Leading the way for CoxHealth leaders


This month, we sat down with Dr. Bob Lunn, CoxHealth’s executive director of leadership development. Over the past year and a half, Dr. Lunn has developed CoxHealth’s Leadership Institute. For him, it’s the latest chapter in a career that has combined hands-on health administration and leadership as a university professor.

His path has led him from some of the nation’s largest academic medical institutions to Missouri State University, where he founded a Master of Health Administration program 15 years ago. He chuckles when he says that CEO Steve Edwards occasionally refers to him as a “wise old man.” The fact remains: you can learn a lot from a 30-minute conversation with someone who has spent more than 40 years as a leader and a trainer of leaders. Here’s a bit of what he had to say:

• I got into hospital administration by accident. During the Vietnam War, the draft drove me to a medical service corps commission and the rest is history.

• When I was first training, I remember seeing patients – especially little kids – who were really sick, and it was troubling to me. I wondered if I could do this long term. The more I got into it, the more I really got a heart for what was going on with patients. We trained right on the clinical floors with house staff and nurses, and that training made me sure I would never do anything else.

• I’ve been blessed to have a career that has combined academic work and hospital administration practice. Being able to do both is what I set out to do – it’s the only thing I’ve ever planned that worked out like I hoped it would when I was 25 or 30.

• I put myself through my MHA with three jobs, working as a guard at a juvenile correctional facility and working overnight in the blood gas lab at Duke. In the evenings after class, I worked as a dancing waiter – but not the Chippendales kind. The bartender and the wait staff at our club were all men and part of our job was to do dance routines – like The Temptations – and to dance with the women in the club. I was glad to get my MHA done and get just one job!

• As part of my life plan, I knew that around age 50 I wanted to run an MHA program. I looked all over the country for opportunities and the one that popped up was here at Missouri State. I was an attractive candidate to them because I was willing to start it from the ground up. I think I was the only one who would take that job (laughs).

• CoxHealth is so attractive because there’s a real commitment to developing leadership, even in a time when resources are tight.

• People are hungry here, they want the opportunity to train. We have our own college, we’re training our own professionals, and as we get involved with the MU medical school and the BJC Collaborative, we have the chance to become more academically oriented.

• To be effective as a leader, you need to have an authentic relationship with the people working close to you. Everybody has their battles; everyone has their scars. Great leaders know and appreciate the backstory and they’re effective in matching the skills of the people they work with to the needs of the organization.

• Leaders don’t have to be geniuses, but they have to be thoughtful and intelligent.
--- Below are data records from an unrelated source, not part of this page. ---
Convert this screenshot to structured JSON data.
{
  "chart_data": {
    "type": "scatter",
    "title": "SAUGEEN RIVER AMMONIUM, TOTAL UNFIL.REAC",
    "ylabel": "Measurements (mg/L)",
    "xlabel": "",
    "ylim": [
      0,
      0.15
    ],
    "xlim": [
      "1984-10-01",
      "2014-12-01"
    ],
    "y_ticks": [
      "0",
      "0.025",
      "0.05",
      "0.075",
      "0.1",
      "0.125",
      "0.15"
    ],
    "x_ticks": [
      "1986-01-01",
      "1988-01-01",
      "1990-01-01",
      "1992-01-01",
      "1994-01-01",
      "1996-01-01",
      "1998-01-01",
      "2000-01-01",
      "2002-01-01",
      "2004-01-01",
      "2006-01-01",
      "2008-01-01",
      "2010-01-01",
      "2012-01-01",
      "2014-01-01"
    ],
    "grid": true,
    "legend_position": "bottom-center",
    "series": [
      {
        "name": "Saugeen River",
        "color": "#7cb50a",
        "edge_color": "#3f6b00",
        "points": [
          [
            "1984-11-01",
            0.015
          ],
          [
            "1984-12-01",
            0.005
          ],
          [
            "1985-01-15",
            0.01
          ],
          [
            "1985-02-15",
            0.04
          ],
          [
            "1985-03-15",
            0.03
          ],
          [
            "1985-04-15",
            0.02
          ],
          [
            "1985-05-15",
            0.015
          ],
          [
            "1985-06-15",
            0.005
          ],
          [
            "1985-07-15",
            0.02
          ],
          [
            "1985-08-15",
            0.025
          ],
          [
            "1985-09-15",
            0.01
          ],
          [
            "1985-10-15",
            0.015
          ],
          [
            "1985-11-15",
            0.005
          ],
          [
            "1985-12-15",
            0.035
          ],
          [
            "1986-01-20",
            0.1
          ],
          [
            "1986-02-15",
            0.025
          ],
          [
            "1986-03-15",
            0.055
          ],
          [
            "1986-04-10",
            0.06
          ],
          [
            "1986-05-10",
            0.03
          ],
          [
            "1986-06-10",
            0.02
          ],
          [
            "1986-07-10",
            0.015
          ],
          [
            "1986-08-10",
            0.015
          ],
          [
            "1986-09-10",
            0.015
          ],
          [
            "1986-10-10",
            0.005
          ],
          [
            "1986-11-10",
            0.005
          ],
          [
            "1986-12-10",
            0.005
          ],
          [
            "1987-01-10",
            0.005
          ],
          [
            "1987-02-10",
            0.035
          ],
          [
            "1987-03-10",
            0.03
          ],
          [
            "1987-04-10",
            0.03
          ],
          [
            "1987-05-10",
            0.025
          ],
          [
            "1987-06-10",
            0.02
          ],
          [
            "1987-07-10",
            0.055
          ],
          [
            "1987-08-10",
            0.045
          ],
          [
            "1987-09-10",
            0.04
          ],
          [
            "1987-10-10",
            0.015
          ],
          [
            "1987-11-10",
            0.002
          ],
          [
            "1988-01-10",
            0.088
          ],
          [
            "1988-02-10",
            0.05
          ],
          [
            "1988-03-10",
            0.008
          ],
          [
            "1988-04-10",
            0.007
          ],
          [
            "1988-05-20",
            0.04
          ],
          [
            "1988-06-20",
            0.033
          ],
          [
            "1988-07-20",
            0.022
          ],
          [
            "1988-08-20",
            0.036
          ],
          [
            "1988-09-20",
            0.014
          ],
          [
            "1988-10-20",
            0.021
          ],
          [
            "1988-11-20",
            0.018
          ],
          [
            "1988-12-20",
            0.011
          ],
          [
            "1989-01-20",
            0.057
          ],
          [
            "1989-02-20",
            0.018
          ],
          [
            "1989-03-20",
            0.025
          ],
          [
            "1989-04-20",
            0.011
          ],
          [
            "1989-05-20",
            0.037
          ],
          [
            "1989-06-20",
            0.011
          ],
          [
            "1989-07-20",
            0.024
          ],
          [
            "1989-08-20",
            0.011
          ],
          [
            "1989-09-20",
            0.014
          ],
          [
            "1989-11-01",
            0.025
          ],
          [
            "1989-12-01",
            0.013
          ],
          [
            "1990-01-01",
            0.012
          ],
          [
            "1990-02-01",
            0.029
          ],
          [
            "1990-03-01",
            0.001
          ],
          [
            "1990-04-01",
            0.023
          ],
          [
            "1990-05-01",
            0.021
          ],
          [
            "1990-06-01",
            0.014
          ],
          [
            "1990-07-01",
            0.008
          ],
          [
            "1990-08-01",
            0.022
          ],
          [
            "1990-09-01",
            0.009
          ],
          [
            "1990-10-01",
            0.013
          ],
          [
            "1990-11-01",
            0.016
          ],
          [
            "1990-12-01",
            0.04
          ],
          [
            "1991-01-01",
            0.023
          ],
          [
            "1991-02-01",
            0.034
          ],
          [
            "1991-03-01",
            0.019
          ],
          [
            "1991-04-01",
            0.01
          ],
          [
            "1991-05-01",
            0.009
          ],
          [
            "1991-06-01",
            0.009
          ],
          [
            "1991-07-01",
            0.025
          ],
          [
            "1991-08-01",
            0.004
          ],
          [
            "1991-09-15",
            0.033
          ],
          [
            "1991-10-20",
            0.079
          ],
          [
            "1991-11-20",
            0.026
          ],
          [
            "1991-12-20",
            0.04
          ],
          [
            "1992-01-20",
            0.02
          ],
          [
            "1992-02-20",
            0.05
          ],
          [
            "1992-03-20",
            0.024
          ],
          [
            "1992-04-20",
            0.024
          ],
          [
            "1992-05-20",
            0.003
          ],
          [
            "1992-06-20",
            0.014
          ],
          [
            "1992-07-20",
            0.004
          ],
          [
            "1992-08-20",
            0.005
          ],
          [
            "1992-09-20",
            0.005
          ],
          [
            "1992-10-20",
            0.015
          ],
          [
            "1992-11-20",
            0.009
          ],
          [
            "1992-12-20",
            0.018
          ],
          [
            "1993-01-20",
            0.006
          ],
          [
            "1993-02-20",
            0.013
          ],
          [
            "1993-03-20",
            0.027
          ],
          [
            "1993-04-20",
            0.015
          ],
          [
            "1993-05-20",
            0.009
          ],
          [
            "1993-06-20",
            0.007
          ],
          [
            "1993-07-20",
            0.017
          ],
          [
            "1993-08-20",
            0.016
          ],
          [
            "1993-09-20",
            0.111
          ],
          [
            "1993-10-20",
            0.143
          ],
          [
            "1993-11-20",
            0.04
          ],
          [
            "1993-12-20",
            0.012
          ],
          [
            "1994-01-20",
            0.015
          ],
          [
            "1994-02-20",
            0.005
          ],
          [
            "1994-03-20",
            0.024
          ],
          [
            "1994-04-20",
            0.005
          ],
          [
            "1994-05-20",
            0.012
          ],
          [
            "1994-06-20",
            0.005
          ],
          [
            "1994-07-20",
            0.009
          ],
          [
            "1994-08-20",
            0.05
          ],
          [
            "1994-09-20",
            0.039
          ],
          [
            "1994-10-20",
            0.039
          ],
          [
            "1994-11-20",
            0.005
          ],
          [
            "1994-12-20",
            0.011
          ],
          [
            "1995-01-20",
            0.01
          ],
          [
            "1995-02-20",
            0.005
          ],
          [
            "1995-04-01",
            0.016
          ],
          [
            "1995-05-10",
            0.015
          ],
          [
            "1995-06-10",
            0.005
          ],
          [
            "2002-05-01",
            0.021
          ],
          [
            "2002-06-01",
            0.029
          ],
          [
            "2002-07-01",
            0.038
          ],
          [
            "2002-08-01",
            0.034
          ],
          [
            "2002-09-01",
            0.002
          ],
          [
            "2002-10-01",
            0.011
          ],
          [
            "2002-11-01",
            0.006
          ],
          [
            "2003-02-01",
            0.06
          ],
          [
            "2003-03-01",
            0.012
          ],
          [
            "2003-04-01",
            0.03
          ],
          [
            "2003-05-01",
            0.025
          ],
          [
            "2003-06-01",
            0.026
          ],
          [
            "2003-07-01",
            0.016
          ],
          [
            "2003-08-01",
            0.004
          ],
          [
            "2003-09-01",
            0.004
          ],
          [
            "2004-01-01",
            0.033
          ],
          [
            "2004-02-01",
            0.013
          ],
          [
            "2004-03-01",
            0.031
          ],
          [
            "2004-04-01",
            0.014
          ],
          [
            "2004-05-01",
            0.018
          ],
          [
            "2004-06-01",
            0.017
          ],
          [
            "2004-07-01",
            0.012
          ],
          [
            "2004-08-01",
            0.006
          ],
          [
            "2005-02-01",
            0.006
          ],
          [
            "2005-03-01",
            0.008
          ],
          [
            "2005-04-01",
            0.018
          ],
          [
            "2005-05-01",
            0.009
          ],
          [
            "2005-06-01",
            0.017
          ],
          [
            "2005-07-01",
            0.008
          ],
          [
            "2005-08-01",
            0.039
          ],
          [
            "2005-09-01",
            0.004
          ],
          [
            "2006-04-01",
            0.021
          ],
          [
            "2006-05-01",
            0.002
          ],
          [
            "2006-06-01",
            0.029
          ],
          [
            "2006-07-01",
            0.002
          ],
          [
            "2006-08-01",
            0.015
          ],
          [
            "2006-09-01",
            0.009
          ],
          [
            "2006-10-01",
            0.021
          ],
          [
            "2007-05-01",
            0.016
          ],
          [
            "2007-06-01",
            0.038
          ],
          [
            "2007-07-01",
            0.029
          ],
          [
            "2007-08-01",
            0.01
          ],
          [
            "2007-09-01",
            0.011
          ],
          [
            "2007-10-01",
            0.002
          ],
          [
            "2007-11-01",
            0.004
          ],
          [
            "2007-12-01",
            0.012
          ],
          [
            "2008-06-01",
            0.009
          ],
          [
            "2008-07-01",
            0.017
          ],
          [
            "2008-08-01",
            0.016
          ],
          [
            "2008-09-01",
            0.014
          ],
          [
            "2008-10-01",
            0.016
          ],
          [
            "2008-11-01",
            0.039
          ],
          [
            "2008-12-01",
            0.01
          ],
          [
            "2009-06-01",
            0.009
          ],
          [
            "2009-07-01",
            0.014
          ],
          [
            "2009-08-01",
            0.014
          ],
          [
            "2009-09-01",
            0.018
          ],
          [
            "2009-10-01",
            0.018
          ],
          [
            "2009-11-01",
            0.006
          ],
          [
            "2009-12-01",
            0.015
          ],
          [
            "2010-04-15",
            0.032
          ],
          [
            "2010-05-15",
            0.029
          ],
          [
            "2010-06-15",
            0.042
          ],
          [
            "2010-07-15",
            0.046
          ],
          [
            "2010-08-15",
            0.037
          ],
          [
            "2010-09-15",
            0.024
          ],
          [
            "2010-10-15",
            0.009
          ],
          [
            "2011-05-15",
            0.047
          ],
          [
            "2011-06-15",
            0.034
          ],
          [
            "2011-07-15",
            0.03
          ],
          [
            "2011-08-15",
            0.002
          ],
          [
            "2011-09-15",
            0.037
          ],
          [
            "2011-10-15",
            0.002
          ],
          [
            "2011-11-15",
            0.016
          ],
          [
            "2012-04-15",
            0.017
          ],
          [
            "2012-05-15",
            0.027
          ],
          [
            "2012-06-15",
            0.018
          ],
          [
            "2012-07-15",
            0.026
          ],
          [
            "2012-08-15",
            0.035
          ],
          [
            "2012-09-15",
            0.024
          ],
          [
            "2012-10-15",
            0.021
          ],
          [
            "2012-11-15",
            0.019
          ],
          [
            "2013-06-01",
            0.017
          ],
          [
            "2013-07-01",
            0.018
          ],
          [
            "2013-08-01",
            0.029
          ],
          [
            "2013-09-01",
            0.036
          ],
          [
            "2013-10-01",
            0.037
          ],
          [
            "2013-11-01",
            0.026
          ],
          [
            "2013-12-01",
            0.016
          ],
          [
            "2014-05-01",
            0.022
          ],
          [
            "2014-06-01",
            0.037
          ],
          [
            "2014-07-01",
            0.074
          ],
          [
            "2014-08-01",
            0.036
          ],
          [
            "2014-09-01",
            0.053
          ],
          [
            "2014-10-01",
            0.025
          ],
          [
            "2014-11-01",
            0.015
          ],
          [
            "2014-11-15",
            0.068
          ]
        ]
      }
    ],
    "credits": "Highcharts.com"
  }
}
They have to be able to analyze data, put things together and see patterns. And they have to have the willingness to lead.

• Great leaders have an intense curiosity, achievement orientation and a high level of conscientiousness – people who grab something and don’t let it go until it’s done. Leaders need tangibles – like critical thinking and the ability to solve problems – and intangibles, like force of personality, what you might call “sparkle” or “thrust.”

• You can get caught up in the drama and the details of doing your own job and you can forget that your main job is to make your boss more effective. We all have a boss and when you’re sensitive to how you can help the boss be more effective, your worth to the organization goes up dramatically.

• Leadership is a huge responsibility. You’re affecting lives – first our patients, and then the people who work for you. To do this poorly is a form of professional ‘malpractice.’

• With my kids grown up, my interests outside of work are mostly church-related. I’m chair of the board of trustees at Schweitzer United Methodist, and I serve as a Stephen Minister – counseling people through bad situations. To some extent the things I do outside of work are still work (laughs). If I had life to do over again, I’d learn to play golf!

• If I wasn’t doing this, I would probably be a teacher. Or maybe a nurse or a psychologist, working with people and helping them with their challenges. If I had it to do over again, I’d look seriously at that.